Eritreans know that mortal danger attends every stage of their flight to Europe, but there is no sign of their exodus abating.
“The price for getting here is too high. What happened will never leave me. But I had to get out of Eritrea,” Berhane said.
“We have no choice,” Fisshaye added. “We leave home to save our lives.”
Both men hope their relatives will join them in Europe, but know that refugee life will not be easy.
In traditionally liberal Sweden, more than a dozen refugee centers have burned down in suspected arson attacks in recent weeks, and the arrival in the European Union of more than 700,000 refugees this year is fuelling support for far-right parties across the bloc.

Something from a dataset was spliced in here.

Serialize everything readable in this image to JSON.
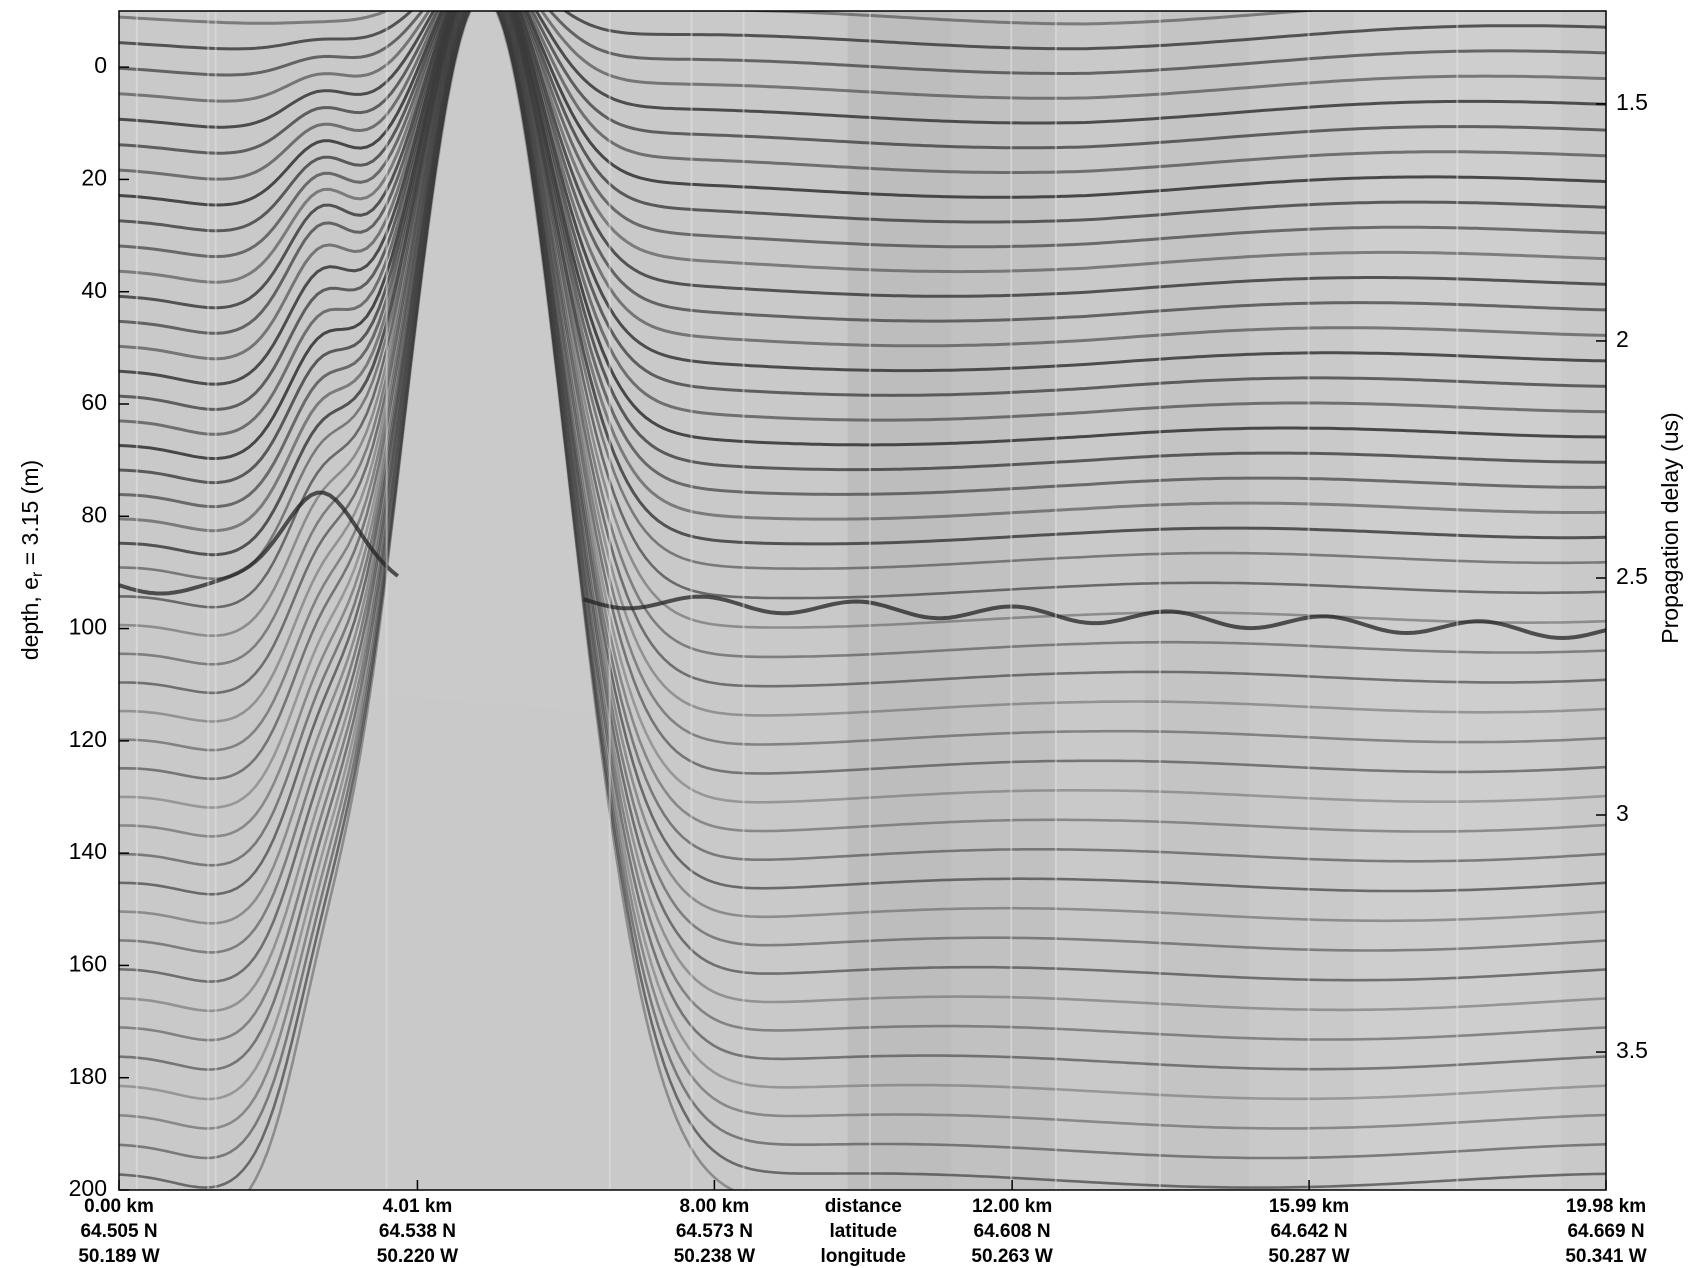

For some 40,000 Eritreans still in Israel, where they are regularly called “infiltrators,” life is even harder and prejudice stronger; last month, refugee Habtom Zarhum was shot dead after being lynched by a mob that thought he was a terrorist.
Meanwhile, Meron Estefanos’ phone keeps ringing, with desperate calls from Eritreans in their homeland, in Sudan, Egypt, Israel, Libya, and on death-trap boats struggling across the Mediterranean.
“The EU grants asylum to almost all Eritreans who request it,” she said. Last year, the EU granted protection and permission to remain in the bloc to 89 percent Eritrean asylum seekers.
“But they are forced to go through hell to get here. Why does the EU make them go through this, if it accepts that they deserve protection? Why not give them a legal, safe way to reach the safety that they need?”